Version controlling in Machine Learning using Data Version Control

Srikant Panda
4 min readDec 7, 2020

Version control, also known as source control, is the practice of tracking and managing changes to software code. Version control system GIT & Bitbucket helps us to manage changes to source code over time. Basically these system supports creating different versions of the code. Each version captures a snapshot of the files at a certain point in time and it allows you to switch between these versions. But in Machine Learning unlike other software engineering and its end product does not depend only on source code but it also depends on the input data which are large is size.

Data Version Control, or DVC is an open-source version control system helps Machine Learning projects to track input data & model which are large is size and versioning them. Apart from versioning DVC also also helps to pipeline various steps, experiment fast and reproducible. DVC takes advantage of the existing engineering toolset as GIT and others. Basically DVC takes help of GIT to store meta its meta information of the version like the location of files corresponding where as DVC itself cache and add these large file.

This walk through will be on how to do version controlling with DVC and in upcoming article we will see how we can we can use DVC to build reproducible Machine Learning pipelines.

Data & Model Versioning:

Following section will cover on how DVC can be used for versioning file with large size file like model & data which are not recommended to be saved in GIT or Bitbucket.

We can install DVC

pip install dvc

Next we create our project folder and change directory to our project folder

mkdir dvc_versioning_demo
cd dvc_versioning_demo

Prerequisites for DVC is to have GIT or similar SCM system installed and configured for the folder. So we create a empty git repo and following which initialise DVC

git init
dvc init

Along with init command DVC has now created a .dvc folder with empty config file & few other cache supporting file. Along with .dvc folder it has created .dvcignore is similar to .gitignore which tracks files and/or directories should be excluded when traversing a DVC workspace. Incase folder is not version controlled with GIT or similar, initialising DVC will result in failed to initiate error.

We need to configure DVC in order to save its actual snapshot of the tracked file which can be a local folder or remote system like S3, GCS, Azure storage etc. Lets create a local folder on our system that will act like a remote machine

dvc remote add -d myremote /temp/remote_dvc_versioning_demo

Alternatively we can change our default set remote location to Azure storage we can do as below. With this DVC will start using remote Azure storage space for storing different version of file

dvc remote modify myremote connection_string "my-connection-string"

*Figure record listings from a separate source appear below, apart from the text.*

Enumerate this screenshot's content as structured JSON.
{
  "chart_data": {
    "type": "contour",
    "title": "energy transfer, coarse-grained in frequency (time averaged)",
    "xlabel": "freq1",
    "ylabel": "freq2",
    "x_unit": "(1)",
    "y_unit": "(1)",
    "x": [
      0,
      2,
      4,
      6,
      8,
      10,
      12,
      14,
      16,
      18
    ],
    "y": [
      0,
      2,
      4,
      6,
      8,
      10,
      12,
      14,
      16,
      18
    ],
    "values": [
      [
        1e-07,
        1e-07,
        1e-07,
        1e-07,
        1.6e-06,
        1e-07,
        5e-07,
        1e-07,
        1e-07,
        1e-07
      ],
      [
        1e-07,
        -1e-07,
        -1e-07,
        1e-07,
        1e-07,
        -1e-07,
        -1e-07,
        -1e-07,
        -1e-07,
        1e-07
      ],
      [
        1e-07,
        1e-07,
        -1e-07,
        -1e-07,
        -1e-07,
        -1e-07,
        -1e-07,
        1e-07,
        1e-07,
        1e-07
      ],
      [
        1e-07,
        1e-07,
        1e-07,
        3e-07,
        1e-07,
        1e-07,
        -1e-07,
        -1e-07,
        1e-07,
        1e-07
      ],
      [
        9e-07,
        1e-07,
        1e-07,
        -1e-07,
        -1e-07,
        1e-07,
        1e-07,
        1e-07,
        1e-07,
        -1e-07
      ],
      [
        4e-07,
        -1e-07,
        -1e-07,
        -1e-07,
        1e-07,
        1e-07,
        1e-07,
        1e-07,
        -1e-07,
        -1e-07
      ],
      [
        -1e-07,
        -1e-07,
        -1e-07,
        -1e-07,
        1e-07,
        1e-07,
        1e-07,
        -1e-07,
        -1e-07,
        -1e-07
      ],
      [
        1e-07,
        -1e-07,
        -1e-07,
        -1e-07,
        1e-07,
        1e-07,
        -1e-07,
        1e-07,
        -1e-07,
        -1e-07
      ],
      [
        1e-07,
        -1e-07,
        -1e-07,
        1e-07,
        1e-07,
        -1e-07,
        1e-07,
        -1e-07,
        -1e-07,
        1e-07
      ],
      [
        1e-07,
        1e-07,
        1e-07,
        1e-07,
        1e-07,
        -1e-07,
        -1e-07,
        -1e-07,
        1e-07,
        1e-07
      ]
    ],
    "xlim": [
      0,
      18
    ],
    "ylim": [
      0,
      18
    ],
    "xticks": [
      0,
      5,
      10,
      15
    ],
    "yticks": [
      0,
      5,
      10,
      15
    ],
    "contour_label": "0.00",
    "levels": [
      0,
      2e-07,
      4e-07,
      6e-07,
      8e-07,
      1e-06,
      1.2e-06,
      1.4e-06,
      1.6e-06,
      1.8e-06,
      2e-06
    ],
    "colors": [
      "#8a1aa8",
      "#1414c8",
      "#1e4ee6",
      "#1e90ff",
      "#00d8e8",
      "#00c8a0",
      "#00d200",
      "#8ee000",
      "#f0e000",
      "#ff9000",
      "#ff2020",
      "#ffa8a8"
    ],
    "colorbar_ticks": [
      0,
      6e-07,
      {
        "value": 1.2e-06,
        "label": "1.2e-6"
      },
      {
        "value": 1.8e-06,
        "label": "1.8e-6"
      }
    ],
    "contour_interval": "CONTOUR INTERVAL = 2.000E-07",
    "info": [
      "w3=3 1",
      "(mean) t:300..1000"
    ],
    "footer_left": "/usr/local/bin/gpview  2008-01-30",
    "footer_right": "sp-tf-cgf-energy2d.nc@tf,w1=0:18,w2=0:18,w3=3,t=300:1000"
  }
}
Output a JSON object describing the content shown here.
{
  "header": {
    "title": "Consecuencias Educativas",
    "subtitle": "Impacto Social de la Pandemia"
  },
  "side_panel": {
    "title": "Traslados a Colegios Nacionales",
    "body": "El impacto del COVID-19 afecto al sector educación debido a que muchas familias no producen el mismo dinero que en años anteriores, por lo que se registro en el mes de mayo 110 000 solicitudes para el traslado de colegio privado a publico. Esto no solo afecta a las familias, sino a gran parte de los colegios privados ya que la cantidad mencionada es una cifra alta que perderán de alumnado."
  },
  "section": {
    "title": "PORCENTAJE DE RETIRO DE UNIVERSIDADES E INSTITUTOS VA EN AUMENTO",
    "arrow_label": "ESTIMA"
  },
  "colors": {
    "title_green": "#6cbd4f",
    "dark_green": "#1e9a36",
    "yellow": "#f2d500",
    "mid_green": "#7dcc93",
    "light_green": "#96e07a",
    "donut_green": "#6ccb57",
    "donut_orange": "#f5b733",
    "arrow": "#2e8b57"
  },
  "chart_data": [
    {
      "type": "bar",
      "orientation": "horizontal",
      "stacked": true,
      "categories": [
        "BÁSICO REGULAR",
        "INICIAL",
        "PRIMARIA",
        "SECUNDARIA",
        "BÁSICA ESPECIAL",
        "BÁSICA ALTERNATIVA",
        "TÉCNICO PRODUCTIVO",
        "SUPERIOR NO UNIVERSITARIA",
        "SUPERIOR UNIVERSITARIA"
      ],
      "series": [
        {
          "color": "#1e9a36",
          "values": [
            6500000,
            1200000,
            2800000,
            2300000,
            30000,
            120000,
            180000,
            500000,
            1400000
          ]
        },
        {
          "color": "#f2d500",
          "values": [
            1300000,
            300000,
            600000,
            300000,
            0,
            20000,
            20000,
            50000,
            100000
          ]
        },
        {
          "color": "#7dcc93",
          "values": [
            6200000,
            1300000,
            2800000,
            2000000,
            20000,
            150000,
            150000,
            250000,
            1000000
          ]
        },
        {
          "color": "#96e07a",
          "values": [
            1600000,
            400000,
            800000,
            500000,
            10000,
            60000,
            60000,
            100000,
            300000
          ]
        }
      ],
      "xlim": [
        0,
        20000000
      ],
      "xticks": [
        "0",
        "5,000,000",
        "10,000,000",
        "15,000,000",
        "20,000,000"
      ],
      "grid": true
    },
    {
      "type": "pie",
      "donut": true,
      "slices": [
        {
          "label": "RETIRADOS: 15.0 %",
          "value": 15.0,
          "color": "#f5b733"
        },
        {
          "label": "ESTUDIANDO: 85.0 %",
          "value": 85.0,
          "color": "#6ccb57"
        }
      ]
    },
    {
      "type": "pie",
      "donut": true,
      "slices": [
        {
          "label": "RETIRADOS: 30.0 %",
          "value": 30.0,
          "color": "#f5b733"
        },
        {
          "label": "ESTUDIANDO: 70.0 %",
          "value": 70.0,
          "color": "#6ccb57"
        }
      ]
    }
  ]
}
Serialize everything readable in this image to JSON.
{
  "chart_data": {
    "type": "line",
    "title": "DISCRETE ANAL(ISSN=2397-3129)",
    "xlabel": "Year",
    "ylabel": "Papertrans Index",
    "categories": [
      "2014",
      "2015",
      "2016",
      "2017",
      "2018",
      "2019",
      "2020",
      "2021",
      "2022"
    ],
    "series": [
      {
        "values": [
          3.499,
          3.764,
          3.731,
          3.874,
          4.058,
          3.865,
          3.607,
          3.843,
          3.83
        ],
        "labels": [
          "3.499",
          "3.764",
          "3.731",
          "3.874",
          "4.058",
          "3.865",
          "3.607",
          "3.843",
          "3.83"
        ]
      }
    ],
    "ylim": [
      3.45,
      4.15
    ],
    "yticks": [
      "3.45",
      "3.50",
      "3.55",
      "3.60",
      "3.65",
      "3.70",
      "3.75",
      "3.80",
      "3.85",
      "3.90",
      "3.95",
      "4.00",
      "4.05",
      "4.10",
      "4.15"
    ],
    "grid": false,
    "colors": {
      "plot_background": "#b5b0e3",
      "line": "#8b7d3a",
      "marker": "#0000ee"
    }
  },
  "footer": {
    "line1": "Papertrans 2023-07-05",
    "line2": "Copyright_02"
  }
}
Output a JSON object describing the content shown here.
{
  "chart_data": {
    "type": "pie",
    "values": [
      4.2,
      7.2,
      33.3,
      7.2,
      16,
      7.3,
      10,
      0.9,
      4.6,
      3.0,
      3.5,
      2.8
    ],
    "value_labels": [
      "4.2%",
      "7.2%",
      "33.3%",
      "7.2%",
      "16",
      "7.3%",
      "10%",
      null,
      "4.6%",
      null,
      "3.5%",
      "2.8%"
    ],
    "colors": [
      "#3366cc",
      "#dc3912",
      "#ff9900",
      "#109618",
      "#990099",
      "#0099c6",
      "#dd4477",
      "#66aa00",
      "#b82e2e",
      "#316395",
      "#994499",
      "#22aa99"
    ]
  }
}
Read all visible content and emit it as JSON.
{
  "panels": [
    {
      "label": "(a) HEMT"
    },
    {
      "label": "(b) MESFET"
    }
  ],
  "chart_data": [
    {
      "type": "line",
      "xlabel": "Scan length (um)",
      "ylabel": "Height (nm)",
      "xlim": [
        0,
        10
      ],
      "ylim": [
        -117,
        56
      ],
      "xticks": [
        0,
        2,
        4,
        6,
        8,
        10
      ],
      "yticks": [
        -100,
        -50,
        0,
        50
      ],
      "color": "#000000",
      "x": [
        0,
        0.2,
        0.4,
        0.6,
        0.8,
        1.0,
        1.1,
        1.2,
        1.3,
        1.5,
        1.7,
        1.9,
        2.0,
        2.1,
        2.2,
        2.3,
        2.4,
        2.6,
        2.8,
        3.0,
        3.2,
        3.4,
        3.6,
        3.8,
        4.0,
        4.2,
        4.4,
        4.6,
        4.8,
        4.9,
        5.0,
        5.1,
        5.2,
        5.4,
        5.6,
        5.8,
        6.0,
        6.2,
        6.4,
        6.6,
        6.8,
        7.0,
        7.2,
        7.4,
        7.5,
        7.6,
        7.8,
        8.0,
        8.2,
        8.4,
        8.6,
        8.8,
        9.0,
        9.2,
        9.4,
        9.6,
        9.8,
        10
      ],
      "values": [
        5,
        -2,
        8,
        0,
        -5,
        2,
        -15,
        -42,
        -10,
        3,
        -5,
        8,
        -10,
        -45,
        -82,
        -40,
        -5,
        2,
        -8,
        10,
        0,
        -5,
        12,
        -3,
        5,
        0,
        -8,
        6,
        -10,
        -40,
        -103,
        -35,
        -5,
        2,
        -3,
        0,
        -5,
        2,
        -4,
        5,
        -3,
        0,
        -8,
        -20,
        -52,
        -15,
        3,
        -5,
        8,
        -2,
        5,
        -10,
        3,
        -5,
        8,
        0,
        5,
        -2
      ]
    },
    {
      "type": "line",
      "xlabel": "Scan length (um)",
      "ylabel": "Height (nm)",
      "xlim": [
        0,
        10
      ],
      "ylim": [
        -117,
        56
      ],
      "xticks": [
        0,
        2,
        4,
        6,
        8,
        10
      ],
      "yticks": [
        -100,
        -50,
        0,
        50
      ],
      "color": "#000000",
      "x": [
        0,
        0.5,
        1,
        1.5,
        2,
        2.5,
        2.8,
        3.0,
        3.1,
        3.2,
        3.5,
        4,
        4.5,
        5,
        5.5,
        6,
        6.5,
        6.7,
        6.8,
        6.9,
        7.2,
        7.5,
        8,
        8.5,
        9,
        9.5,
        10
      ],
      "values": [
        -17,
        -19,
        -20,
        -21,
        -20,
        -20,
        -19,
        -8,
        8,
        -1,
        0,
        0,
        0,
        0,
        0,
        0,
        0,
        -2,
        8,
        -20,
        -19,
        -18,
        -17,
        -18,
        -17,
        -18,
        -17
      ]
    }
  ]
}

Replace with the actual connection string found from Azure portal-> Storage account->Access keys->Connection string as below

Accessing Connection string from Azure portal

Now create necessary files as below

mkdir data src model
echo "data_version-1" > data/data.csv
echo "src_version-1" > src/src.py
echo "model_version-1" > model/model.pkl

At present our file structure will look like

dvc_versioning_demo
-- data
-- data.csv
-- src
-- src.py
-- model
-- model.pkl

In order for dvc to be able to track file or the directory we have add it as below for both model & data files

dvc add model/ data/

DVC adds new .dvc files for each folder data & model. File created is based on the data file name (e.g. data.dvc & model.dvc). These files contain the information needed to track the data with DVC. The folders themselves have been added to the .gitignore so that git doesn`t track. It uses a simple YAML format and contains information such as path, size, number of files etc. In order to track the new .dvc files with Git we make the standard Git procedure for a commit with

git add .
git commit -m "version-1"

In order to store data in remote machine we can use DVC push

dvc push

Now we can update all 3 files

echo "data_version-2" > data/data.csv
echo "src_version-2" > src/src.py
echo "model_version-2" > model/model.pkl

After modification again we need to add modified files to DVC with

dvc add model/ data/

Now new .dvc files can be tracked with Git and we make the standard Git procedure for a commit with

git add .
git commit -m "version-2"

Again we update data at remote machine with

dvc push

Now when we need to switch back to version-1 commit we can git checkout. Which will retrieve corresponding old source code and .dvc files.

git checkout commit_ID

In order to retrieve corresponding data and model file we can use DVC checkout as it uses .dvc file to update data and model file from cache or remote system.

dvc checkout

In this case checkout has retrieved version-1. We can now work with the old data version just as usual. This procedure also works for data versions containing a lot more data. The checkout is of course also possible in the other direction. We could checkout the git commit version-2 and perform a dvc checkout in order to set the data directory to the state of version -2 corresponding data and model file. DVC stores different version of file separately in remote location incase file content are changed. Incase there is not change in the file content DVC does not create separate copy of file instead uses previous version.

--

--